We’ll begin by identifying what AB5 is and who it affects. California’s Assembly Bill 5, or AB5 for short, is a recent bill signed into law by Governor Gavin Newsom that went into effect on January 1st, 2020. Popularly known as the “gig worker” bill, this new law clearly defines the lines between independent contractor (IC) and a full-time employee (FTE). As it stands, many companies around the world contract with freelancers who may actually meet the legal definition of a full-time employee.
Companies like Uber, Doordash, and many talent marketplaces are all going to be put through additional scrutiny as time moves forward, but every employer in California that uses contract or freelance workers has to comply with the new law.
This particular law is certainly only applicable in California, but every state has independent-contractor laws, and a lot of businesses are violating them without knowing it.

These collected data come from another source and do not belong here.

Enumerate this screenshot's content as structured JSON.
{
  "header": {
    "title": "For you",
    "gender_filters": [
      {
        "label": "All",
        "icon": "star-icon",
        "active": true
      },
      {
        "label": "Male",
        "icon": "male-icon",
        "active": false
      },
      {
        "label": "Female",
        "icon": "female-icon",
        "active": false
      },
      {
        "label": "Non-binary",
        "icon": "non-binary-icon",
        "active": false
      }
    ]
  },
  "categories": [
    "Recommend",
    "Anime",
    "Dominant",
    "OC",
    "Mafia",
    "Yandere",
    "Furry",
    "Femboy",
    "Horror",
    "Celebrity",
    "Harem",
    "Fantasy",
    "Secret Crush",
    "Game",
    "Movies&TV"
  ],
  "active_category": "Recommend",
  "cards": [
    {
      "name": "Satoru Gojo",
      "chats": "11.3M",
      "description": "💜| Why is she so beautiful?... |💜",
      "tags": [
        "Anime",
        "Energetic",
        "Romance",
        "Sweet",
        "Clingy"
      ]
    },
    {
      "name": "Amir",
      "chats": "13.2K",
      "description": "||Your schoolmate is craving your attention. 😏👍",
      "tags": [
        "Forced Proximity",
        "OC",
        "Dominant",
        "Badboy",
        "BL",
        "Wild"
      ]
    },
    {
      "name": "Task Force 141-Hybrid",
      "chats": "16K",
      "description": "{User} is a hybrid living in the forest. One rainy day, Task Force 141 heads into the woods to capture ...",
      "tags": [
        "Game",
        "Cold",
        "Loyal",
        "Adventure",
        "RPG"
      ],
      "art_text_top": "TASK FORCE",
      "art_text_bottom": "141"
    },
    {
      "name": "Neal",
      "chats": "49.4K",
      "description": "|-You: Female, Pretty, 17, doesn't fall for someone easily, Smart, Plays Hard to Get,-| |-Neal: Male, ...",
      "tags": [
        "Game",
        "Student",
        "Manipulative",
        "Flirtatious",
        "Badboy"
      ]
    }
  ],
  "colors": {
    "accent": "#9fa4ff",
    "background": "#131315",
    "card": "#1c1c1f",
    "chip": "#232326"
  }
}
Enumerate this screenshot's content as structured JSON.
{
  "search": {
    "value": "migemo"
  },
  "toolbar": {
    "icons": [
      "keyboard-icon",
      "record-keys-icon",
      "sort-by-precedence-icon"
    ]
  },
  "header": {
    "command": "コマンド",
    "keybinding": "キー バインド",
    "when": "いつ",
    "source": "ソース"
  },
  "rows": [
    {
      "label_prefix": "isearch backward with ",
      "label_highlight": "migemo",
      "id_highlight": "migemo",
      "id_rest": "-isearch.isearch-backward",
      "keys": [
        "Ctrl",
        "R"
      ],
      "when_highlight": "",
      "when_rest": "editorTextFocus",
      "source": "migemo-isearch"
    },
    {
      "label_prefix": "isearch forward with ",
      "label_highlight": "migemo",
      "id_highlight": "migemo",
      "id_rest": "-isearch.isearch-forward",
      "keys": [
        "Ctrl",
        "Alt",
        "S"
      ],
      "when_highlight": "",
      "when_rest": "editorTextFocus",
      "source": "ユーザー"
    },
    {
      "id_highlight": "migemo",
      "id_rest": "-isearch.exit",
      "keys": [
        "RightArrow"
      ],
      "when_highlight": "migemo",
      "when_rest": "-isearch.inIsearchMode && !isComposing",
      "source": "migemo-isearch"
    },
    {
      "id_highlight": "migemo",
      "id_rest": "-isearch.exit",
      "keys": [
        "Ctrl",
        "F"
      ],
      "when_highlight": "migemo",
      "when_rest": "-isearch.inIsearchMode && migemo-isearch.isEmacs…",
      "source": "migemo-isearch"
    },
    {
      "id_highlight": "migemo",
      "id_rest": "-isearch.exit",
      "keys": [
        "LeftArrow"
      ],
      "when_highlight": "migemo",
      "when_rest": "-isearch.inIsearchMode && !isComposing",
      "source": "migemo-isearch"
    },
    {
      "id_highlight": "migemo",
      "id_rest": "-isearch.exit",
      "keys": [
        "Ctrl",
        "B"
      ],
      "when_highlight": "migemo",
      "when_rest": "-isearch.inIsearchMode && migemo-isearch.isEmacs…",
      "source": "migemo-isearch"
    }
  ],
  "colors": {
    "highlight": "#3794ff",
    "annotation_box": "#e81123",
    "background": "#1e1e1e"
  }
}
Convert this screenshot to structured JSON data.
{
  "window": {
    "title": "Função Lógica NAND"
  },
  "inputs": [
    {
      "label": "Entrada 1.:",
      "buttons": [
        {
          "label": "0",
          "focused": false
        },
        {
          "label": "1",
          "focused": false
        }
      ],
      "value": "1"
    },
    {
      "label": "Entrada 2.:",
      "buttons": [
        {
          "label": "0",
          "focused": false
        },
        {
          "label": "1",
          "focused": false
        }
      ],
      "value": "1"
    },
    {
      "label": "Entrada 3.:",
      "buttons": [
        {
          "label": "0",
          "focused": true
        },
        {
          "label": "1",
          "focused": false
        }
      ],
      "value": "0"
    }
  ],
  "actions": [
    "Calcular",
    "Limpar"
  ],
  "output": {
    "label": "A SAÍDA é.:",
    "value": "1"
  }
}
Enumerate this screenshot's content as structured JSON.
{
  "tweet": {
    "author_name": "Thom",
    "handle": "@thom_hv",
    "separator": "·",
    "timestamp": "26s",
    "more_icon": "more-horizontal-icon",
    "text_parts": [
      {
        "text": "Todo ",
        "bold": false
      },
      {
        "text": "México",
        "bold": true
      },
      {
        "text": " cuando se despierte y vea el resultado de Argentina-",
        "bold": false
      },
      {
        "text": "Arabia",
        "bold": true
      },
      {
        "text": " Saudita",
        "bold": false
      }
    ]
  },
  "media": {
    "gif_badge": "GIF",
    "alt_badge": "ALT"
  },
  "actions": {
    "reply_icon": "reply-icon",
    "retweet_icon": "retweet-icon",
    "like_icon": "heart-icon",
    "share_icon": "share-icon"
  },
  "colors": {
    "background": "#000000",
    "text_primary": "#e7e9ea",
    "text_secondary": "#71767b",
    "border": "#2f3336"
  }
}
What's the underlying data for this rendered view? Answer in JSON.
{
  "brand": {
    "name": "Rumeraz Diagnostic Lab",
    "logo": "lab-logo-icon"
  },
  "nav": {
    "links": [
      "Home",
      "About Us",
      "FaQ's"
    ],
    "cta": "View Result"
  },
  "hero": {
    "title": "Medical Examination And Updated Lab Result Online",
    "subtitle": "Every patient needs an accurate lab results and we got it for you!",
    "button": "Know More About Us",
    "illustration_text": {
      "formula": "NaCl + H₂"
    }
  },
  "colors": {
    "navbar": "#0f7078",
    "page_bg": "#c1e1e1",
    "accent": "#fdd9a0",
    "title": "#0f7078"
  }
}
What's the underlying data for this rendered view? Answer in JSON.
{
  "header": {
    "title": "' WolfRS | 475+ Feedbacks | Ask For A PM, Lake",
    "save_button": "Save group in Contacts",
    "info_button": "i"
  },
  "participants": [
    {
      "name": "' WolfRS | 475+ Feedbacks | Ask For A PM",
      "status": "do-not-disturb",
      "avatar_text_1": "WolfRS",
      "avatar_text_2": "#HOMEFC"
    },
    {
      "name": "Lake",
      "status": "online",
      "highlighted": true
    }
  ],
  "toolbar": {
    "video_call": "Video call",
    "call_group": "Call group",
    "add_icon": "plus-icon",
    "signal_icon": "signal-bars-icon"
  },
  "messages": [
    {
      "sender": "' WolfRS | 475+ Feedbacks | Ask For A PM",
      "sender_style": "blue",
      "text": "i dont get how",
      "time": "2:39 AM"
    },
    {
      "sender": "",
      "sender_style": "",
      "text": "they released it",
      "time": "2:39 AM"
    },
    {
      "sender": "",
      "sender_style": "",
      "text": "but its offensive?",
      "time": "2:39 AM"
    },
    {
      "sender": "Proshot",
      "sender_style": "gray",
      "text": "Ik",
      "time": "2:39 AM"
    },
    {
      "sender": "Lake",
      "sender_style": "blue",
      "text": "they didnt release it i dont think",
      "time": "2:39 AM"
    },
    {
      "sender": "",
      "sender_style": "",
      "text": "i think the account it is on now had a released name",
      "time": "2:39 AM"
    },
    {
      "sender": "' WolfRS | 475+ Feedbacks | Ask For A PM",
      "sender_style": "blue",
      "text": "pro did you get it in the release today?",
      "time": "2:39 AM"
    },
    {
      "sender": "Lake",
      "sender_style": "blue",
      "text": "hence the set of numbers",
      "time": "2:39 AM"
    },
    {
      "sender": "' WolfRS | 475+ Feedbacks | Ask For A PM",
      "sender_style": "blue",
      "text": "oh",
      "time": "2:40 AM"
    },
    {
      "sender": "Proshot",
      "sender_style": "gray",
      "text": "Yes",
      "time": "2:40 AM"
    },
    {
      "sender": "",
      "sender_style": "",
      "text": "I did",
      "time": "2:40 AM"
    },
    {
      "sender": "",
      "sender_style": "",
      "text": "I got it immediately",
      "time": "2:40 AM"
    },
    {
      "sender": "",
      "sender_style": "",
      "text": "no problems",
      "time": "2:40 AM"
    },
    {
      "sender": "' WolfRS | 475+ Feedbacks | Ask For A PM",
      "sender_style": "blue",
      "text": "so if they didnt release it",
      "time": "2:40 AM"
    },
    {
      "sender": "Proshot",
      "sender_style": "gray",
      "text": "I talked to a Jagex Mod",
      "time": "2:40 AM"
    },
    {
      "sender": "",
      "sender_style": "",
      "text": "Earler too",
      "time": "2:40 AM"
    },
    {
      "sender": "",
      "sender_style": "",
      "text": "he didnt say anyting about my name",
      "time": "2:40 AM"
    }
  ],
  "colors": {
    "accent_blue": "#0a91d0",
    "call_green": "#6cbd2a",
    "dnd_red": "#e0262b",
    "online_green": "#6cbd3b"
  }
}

This has been going on for a long time. Way back in 1999, Microsoft paid out about $100 million to a group of “independent contractors” who the court said were actually employees. Twenty years ago, not in California.
When it comes to the future of managing talent, candidates’ needs for flexibility are growing. One of biggest fears that freelancers have about AB5 is that they can’t work flexibly anymore, and it’s just not true. You can still work many short gigs or a few longer gigs. You can work for one company or many companies. You can work as few or as many hours as you and your employer agree.
In fact, employment can be very lightweight (meaning easy to start and end), making it practical for even short assignments. The easiest way is to use an “employer of record” service — Here at GreenLight, this is one of the services we provide. An Employer of Record (EoR) is an intermediary that employs contractors on behalf of companies for short-term or longer-term assignments. GreenLight can get a freelancer signed up as a “portable employee” in about 10 minutes, automate her invoicing and receivables, and get her paid within a few days, all while protecting the employer from legal risk.
In the future, this kind of automation is another aspect of workforce solutions we will see increase. An EoR service isn’t the only way though. Companies can also streamline their own employment processes to make it easier to employ for short duration, and some do. Most of the time, using an EoR can actually mimic an FTE experience by making it easy to offer your contractors benefits, expected and on-time payments, and to feel good going through the process.
In today’s Gig & Talent Economy, the world’s top talent is setting the terms on their work. If you’re a world-class engineer or any skiller worker, you know that you’re so in demand that you can work your own hours, at a rate that you set, and on your own terms. Companies that remain agile and compliant in this labor market will continue to win because as we know, the best people build the best companies.